Sunnyside High School Vocational Director Holly Ohler, left, interviews 14-year-old freshman Molly Dolan for a cashier position during a mock interview at the high school on Wednesday morning.

Angel Martinez sat dressed in a black shirt and silver tie Wednesday morning.

He wasn't nervous. Maybe he should have been.

Martinez was waiting to interview for a position as an airplane machinist.

But Martinez wasn't sitting at Boeing, Lockheed Martin or Airbus.

He's only 15 years old.

Martinez is one of about 200 freshmen who participated in mock interviews Wednesday at Sunnyside High School as part of a required freshman class called Careers.

The semester-long class helps prepare students for life after school by having them participate in activities like mock interviews, business and marketing teacher Erin Ferguson said.

"It certainly makes them feel a lot more comfortable," Ferguson said of the interview process. "Not everything is so scary and new."

Martinez said he appreciates the interview process because it helps prepare students.

"It's important because we're going to have to do it later on," he said of interviewing.

That extends beyond just how to interact with someone who may offer students jobs. It includes things like paperwork and proper interview attire.

"She's showing us that if you dress up more, you really want the job," Martinez said of Ferguson.

The interviews, which occurred with members of the community who agreed to participate, lasted an average of seven to 10 minutes, Ferguson said.

Those people who interviewed students, Ferguson said, are in positions where they could be hiring students in the future, whether that be while they're still in high school, or after they graduate.

Not everyone who interviewed for a position did so for as skilled a position as Martinez applied.

Students interviewed for a variety of jobs, including electrician, carpenter, policeman and waitress, among many others.

Mayra Corona, a 14-year-old freshman, said she interviewed for a waitress position.

"I didn't dress up, but I was well prepared," she said.

That might have hurt her chances - not of getting the job, but for getting a good grade.

Ferguson said the interviews count as a test grade for the students.

While appearance and composure only count for 10 percent of a student's grade, it's enough to make the difference between getting an A or a B.

The rest of the test grade is made up of 75 percent for responses to questions asked by interviewers, and 15 percent for paperwork done prior to the interview, which includes a resume, cover letter and application.

Students were expected to be prepared.
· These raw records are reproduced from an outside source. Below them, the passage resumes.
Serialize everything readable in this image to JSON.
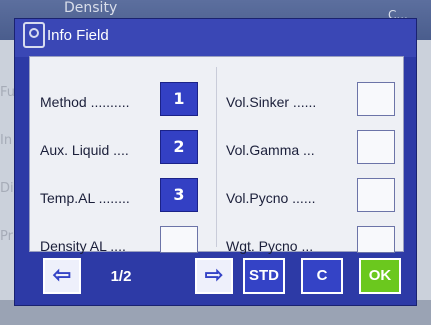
{
  "background": {
    "title": "Density",
    "title_right": "C...",
    "side_items": [
      "Fu",
      "In",
      "Di",
      "Pr"
    ]
  },
  "dialog": {
    "title": "Info Field",
    "left_items": [
      {
        "label": "Method  ..........",
        "value": "1"
      },
      {
        "label": "Aux. Liquid  ....",
        "value": "2"
      },
      {
        "label": "Temp.AL  ........",
        "value": "3"
      },
      {
        "label": "Density  AL  ....",
        "value": ""
      }
    ],
    "right_items": [
      {
        "label": "Vol.Sinker  ......",
        "value": ""
      },
      {
        "label": "Vol.Gamma  ...",
        "value": ""
      },
      {
        "label": "Vol.Pycno  ......",
        "value": ""
      },
      {
        "label": "Wgt. Pycno  ...",
        "value": ""
      }
    ],
    "footer": {
      "prev_glyph": "⇦",
      "page": "1/2",
      "next_glyph": "⇨",
      "std_label": "STD",
      "c_label": "C",
      "ok_label": "OK"
    }
  },
  "colors": {
    "dialog_blue": "#2d3aa6",
    "slot_blue": "#3340c4",
    "ok_green": "#6bc81e",
    "content_bg": "#eef0f5"
  }
}
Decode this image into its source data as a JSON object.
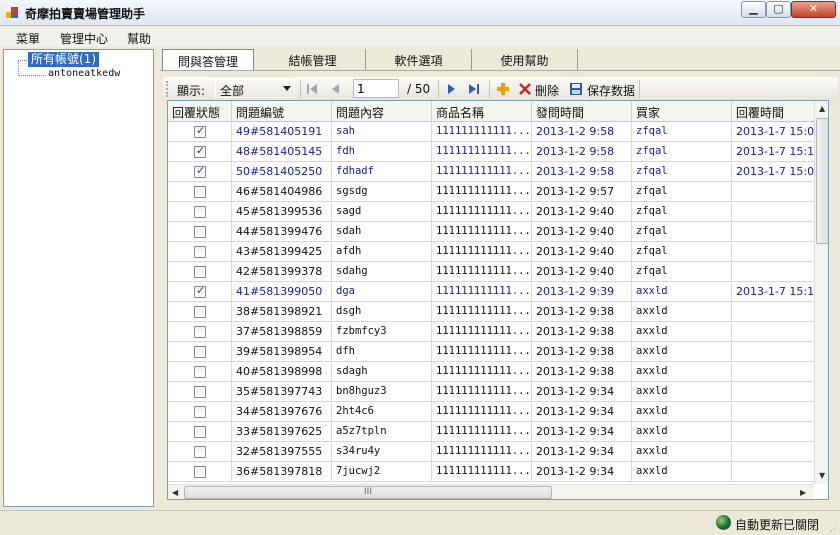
{
  "window": {
    "title": "奇摩拍賣賣場管理助手",
    "min_glyph": "▁",
    "max_glyph": "▢",
    "close_glyph": "✕"
  },
  "menu": [
    "菜單",
    "管理中心",
    "幫助"
  ],
  "tree": {
    "root": "所有帳號(1)",
    "child": "antoneatkedw"
  },
  "tabs": [
    "問與答管理",
    "結帳管理",
    "軟件選項",
    "使用幫助"
  ],
  "active_tab": 0,
  "toolbar": {
    "display_label": "顯示:",
    "filter_value": "全部",
    "page_current": "1",
    "page_total": "/ 50",
    "delete_label": "刪除",
    "save_label": "保存数据"
  },
  "grid": {
    "columns": [
      "回覆狀態",
      "問題編號",
      "問題內容",
      "商品名稱",
      "發問時間",
      "買家",
      "回覆時間"
    ],
    "rows": [
      {
        "replied": true,
        "id": "49#581405191",
        "content": "sah",
        "product": "111111111111...",
        "asked": "2013-1-2 9:58",
        "buyer": "zfqal",
        "reply": "2013-1-7 15:0"
      },
      {
        "replied": true,
        "id": "48#581405145",
        "content": "fdh",
        "product": "111111111111...",
        "asked": "2013-1-2 9:58",
        "buyer": "zfqal",
        "reply": "2013-1-7 15:1"
      },
      {
        "replied": true,
        "id": "50#581405250",
        "content": "fdhadf",
        "product": "111111111111...",
        "asked": "2013-1-2 9:58",
        "buyer": "zfqal",
        "reply": "2013-1-7 15:0"
      },
      {
        "replied": false,
        "id": "46#581404986",
        "content": "sgsdg",
        "product": "111111111111...",
        "asked": "2013-1-2 9:57",
        "buyer": "zfqal",
        "reply": ""
      },
      {
        "replied": false,
        "id": "45#581399536",
        "content": "sagd",
        "product": "111111111111...",
        "asked": "2013-1-2 9:40",
        "buyer": "zfqal",
        "reply": ""
      },
      {
        "replied": false,
        "id": "44#581399476",
        "content": "sdah",
        "product": "111111111111...",
        "asked": "2013-1-2 9:40",
        "buyer": "zfqal",
        "reply": ""
      },
      {
        "replied": false,
        "id": "43#581399425",
        "content": "afdh",
        "product": "111111111111...",
        "asked": "2013-1-2 9:40",
        "buyer": "zfqal",
        "reply": ""
      },
      {
        "replied": false,
        "id": "42#581399378",
        "content": "sdahg",
        "product": "111111111111...",
        "asked": "2013-1-2 9:40",
        "buyer": "zfqal",
        "reply": ""
      },
      {
        "replied": true,
        "id": "41#581399050",
        "content": "dga",
        "product": "111111111111...",
        "asked": "2013-1-2 9:39",
        "buyer": "axxld",
        "reply": "2013-1-7 15:1"
      },
      {
        "replied": false,
        "id": "38#581398921",
        "content": "dsgh",
        "product": "111111111111...",
        "asked": "2013-1-2 9:38",
        "buyer": "axxld",
        "reply": ""
      },
      {
        "replied": false,
        "id": "37#581398859",
        "content": "fzbmfcy3",
        "product": "111111111111...",
        "asked": "2013-1-2 9:38",
        "buyer": "axxld",
        "reply": ""
      },
      {
        "replied": false,
        "id": "39#581398954",
        "content": "dfh",
        "product": "111111111111...",
        "asked": "2013-1-2 9:38",
        "buyer": "axxld",
        "reply": ""
      },
      {
        "replied": false,
        "id": "40#581398998",
        "content": "sdagh",
        "product": "111111111111...",
        "asked": "2013-1-2 9:38",
        "buyer": "axxld",
        "reply": ""
      },
      {
        "replied": false,
        "id": "35#581397743",
        "content": "bn8hguz3",
        "product": "111111111111...",
        "asked": "2013-1-2 9:34",
        "buyer": "axxld",
        "reply": ""
      },
      {
        "replied": false,
        "id": "34#581397676",
        "content": "2ht4c6",
        "product": "111111111111...",
        "asked": "2013-1-2 9:34",
        "buyer": "axxld",
        "reply": ""
      },
      {
        "replied": false,
        "id": "33#581397625",
        "content": "a5z7tpln",
        "product": "111111111111...",
        "asked": "2013-1-2 9:34",
        "buyer": "axxld",
        "reply": ""
      },
      {
        "replied": false,
        "id": "32#581397555",
        "content": "s34ru4y",
        "product": "111111111111...",
        "asked": "2013-1-2 9:34",
        "buyer": "axxld",
        "reply": ""
      },
      {
        "replied": false,
        "id": "36#581397818",
        "content": "7jucwj2",
        "product": "111111111111...",
        "asked": "2013-1-2 9:34",
        "buyer": "axxld",
        "reply": ""
      }
    ],
    "scroll_thumb_label": "III"
  },
  "status": {
    "text": "自動更新已關閉"
  },
  "colors": {
    "replied_text": "#1a1aa8",
    "selection": "#316ac5"
  }
}
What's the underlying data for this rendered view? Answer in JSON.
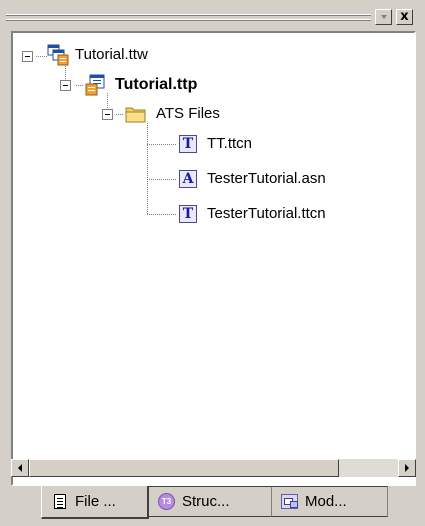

Ferguson said the students spent three weeks preparing for the interviews.

They had to research a job they might possibly want to pursue in the future, and prepare a resume and cover letter based on the skills and education level they currently possess.

As a result of the wide variety of jobs for which students could interview, questions had to be mostly generic, Ferguson said.

That meant students were responsible for telling interviewers how the skills they possess relate to the job for which they were interviewing.

"When it comes to the big picture of life, research, strengths and weaknesses, selling their best qualities; I think those are all big factors," Ferguson said.